Están hechos a base de musgos y líquenes naturales sometidos previamente a un tratamiento de conservación a base de glicerina. Ésta desplaza al agua dentro de la planta, de manera que se interrumpen los procesos vitales en ella pero no se pierde ni su aspecto ni su tacto naturales. Se estabiliza la planta de forma permanente.

Se completan las decoraciones con diferentes plantas estabilizadas por el mismo principio.

Estas composiciones tienen la ventaja de que no necesitan mantenimiento alguno: ni agua, ni nutrientes.

Tienen una duración de más de 15 años.

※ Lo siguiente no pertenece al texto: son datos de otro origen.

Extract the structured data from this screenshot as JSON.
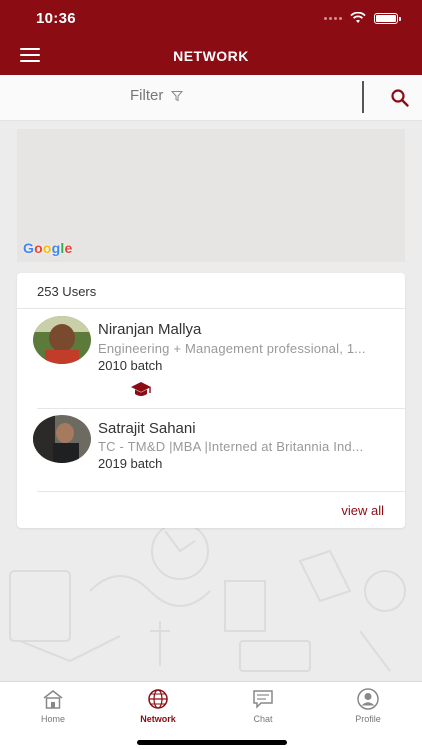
{
  "status_bar": {
    "time": "10:36"
  },
  "header": {
    "title": "NETWORK",
    "menu_icon": "hamburger-icon"
  },
  "filter_bar": {
    "label": "Filter",
    "filter_icon": "funnel-icon",
    "search_icon": "search-icon"
  },
  "map": {
    "attribution": "Google"
  },
  "users": {
    "count_label": "253 Users",
    "items": [
      {
        "name": "Niranjan Mallya",
        "description": "Engineering + Management professional, 1...",
        "batch": "2010 batch",
        "badge_icon": "graduation-cap-icon"
      },
      {
        "name": "Satrajit Sahani",
        "description": "TC - TM&D |MBA |Interned at Britannia Ind...",
        "batch": "2019 batch"
      }
    ],
    "view_all_label": "view all"
  },
  "bottom_nav": {
    "items": [
      {
        "label": "Home",
        "icon": "home-icon"
      },
      {
        "label": "Network",
        "icon": "globe-icon",
        "active": true
      },
      {
        "label": "Chat",
        "icon": "chat-icon"
      },
      {
        "label": "Profile",
        "icon": "profile-icon"
      }
    ]
  },
  "colors": {
    "brand": "#8b0c13",
    "background": "#ececec",
    "text_muted": "#999999"
  }
}
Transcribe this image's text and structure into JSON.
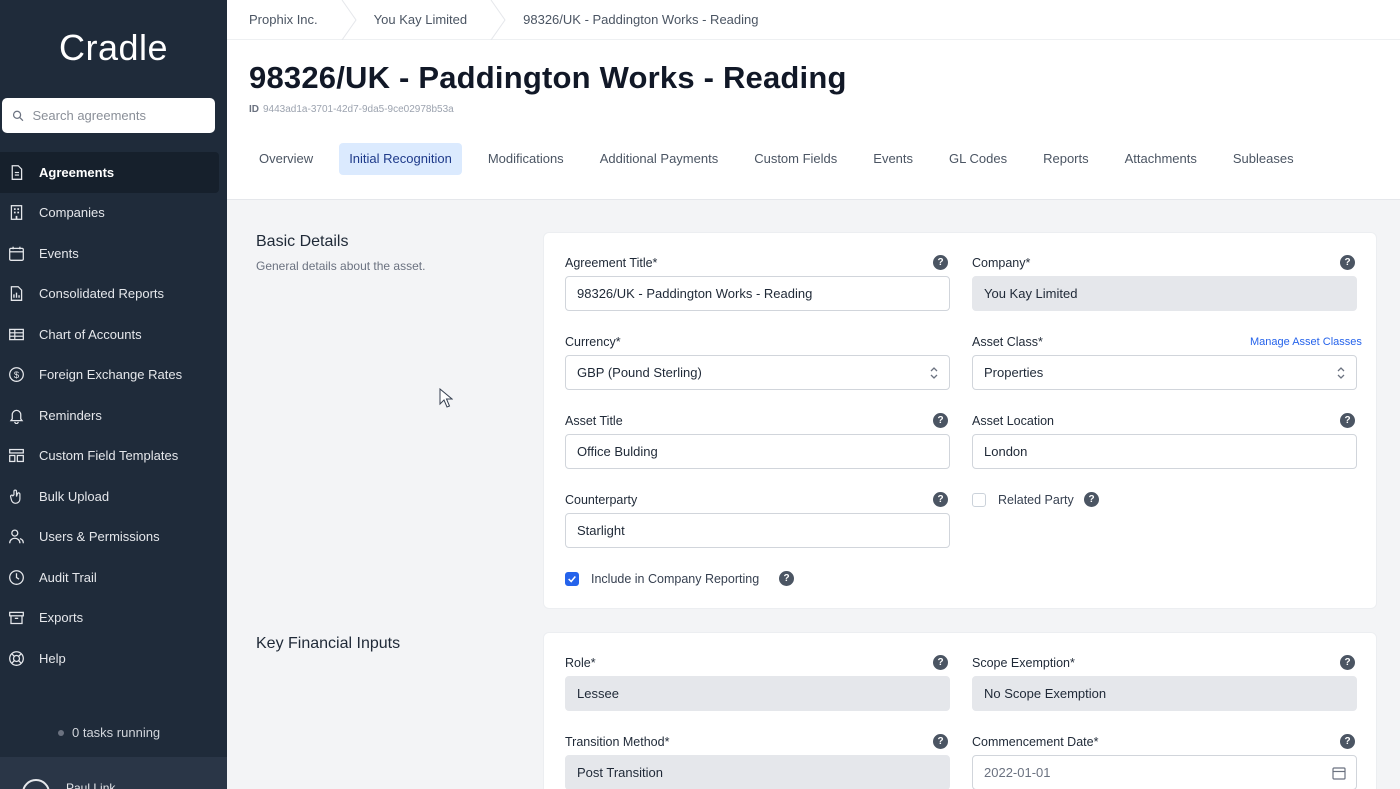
{
  "brand": "Cradle",
  "search": {
    "placeholder": "Search agreements"
  },
  "nav": [
    {
      "label": "Agreements",
      "icon": "document-icon"
    },
    {
      "label": "Companies",
      "icon": "building-icon"
    },
    {
      "label": "Events",
      "icon": "calendar-icon"
    },
    {
      "label": "Consolidated Reports",
      "icon": "report-icon"
    },
    {
      "label": "Chart of Accounts",
      "icon": "table-icon"
    },
    {
      "label": "Foreign Exchange Rates",
      "icon": "dollar-icon"
    },
    {
      "label": "Reminders",
      "icon": "bell-icon"
    },
    {
      "label": "Custom Field Templates",
      "icon": "template-icon"
    },
    {
      "label": "Bulk Upload",
      "icon": "upload-icon"
    },
    {
      "label": "Users & Permissions",
      "icon": "users-icon"
    },
    {
      "label": "Audit Trail",
      "icon": "clock-icon"
    },
    {
      "label": "Exports",
      "icon": "archive-icon"
    },
    {
      "label": "Help",
      "icon": "lifebuoy-icon"
    }
  ],
  "tasks": "0 tasks running",
  "user": {
    "name": "Paul Link"
  },
  "breadcrumb": [
    "Prophix Inc.",
    "You Kay Limited",
    "98326/UK - Paddington Works - Reading"
  ],
  "page": {
    "title": "98326/UK - Paddington Works - Reading",
    "id_label": "ID",
    "id_value": "9443ad1a-3701-42d7-9da5-9ce02978b53a"
  },
  "tabs": [
    "Overview",
    "Initial Recognition",
    "Modifications",
    "Additional Payments",
    "Custom Fields",
    "Events",
    "GL Codes",
    "Reports",
    "Attachments",
    "Subleases"
  ],
  "basic": {
    "title": "Basic Details",
    "subtitle": "General details about the asset.",
    "agreement_title_label": "Agreement Title*",
    "agreement_title_value": "98326/UK - Paddington Works - Reading",
    "company_label": "Company*",
    "company_value": "You Kay Limited",
    "currency_label": "Currency*",
    "currency_value": "GBP (Pound Sterling)",
    "asset_class_label": "Asset Class*",
    "manage_link": "Manage Asset Classes",
    "asset_class_value": "Properties",
    "asset_title_label": "Asset Title",
    "asset_title_value": "Office Bulding",
    "asset_location_label": "Asset Location",
    "asset_location_value": "London",
    "counterparty_label": "Counterparty",
    "counterparty_value": "Starlight",
    "related_party_label": "Related Party",
    "include_label": "Include in Company Reporting",
    "include_checked": true,
    "related_checked": false
  },
  "financial": {
    "title": "Key Financial Inputs",
    "role_label": "Role*",
    "role_value": "Lessee",
    "scope_label": "Scope Exemption*",
    "scope_value": "No Scope Exemption",
    "transition_label": "Transition Method*",
    "transition_value": "Post Transition",
    "commencement_label": "Commencement Date*",
    "commencement_value": "2022-01-01"
  },
  "help_glyph": "?",
  "colors": {
    "sidebar": "#1f2b3a",
    "accent": "#2563eb",
    "active_tab_bg": "#dbeafe"
  }
}
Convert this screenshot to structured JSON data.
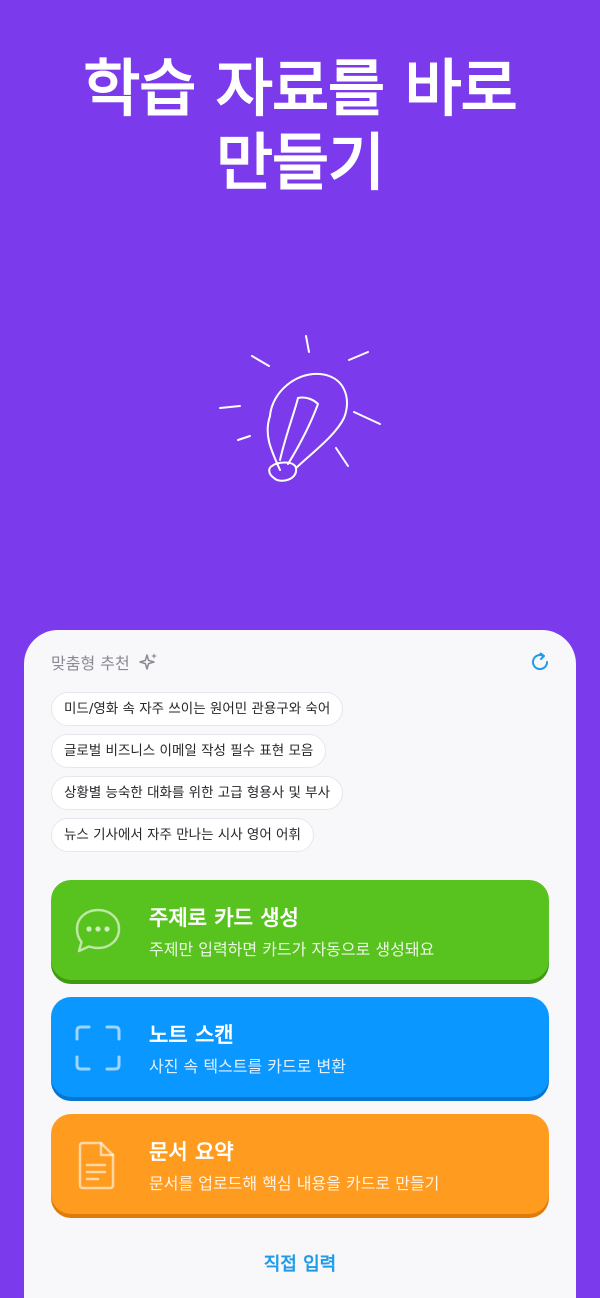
{
  "hero": {
    "title_line1": "학습 자료를 바로",
    "title_line2": "만들기"
  },
  "recommend": {
    "label": "맞춤형 추천",
    "icons": {
      "sparkle": "sparkle-icon",
      "refresh": "refresh-icon"
    },
    "chips": [
      "미드/영화 속 자주 쓰이는 원어민 관용구와 숙어",
      "글로벌 비즈니스 이메일 작성 필수 표현 모음",
      "상황별 능숙한 대화를 위한 고급 형용사 및 부사",
      "뉴스 기사에서 자주 만나는 시사 영어 어휘"
    ]
  },
  "actions": [
    {
      "title": "주제로 카드 생성",
      "desc": "주제만 입력하면 카드가 자동으로 생성돼요",
      "icon": "chat-bubble-icon",
      "color": "#58c21f"
    },
    {
      "title": "노트 스캔",
      "desc": "사진 속 텍스트를 카드로 변환",
      "icon": "scan-frame-icon",
      "color": "#0a97ff"
    },
    {
      "title": "문서 요약",
      "desc": "문서를 업로드해 핵심 내용을 카드로 만들기",
      "icon": "document-icon",
      "color": "#ff9b1f"
    }
  ],
  "footer": {
    "direct_input": "직접 입력"
  },
  "colors": {
    "background": "#7c3aed",
    "sheet": "#f8f8fb",
    "link": "#1f9be8"
  }
}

Su única limitación es que tienen que instalarse en interiores, y resguardados de la incidencia directa del sol.

 

 

 

La superficie que se crea con estos musgos y líquenes son de una porosidad altísima, lo que le confiere una alta capacidad para amortiguar el ruido ambiental.

El proceso de montaje de estos jardines verticales es el siguiente: se toman las medidas del emplazamiento, se prepara la base con unos tratamientos especiales y se cubre con el musgo, completando con plantas colgantes tipo lycopodium, echium, etc…Para dar más movimiento y volumen al conjunto.

 

Hay que tener en cuenta en todo el proceso que se trata de planta natural estabilizada, y por lo tanto se trabaja con tejido vegetal natural. Es muy importante que tanto los procesos como los materiales sean respetuosos con estos tejidos.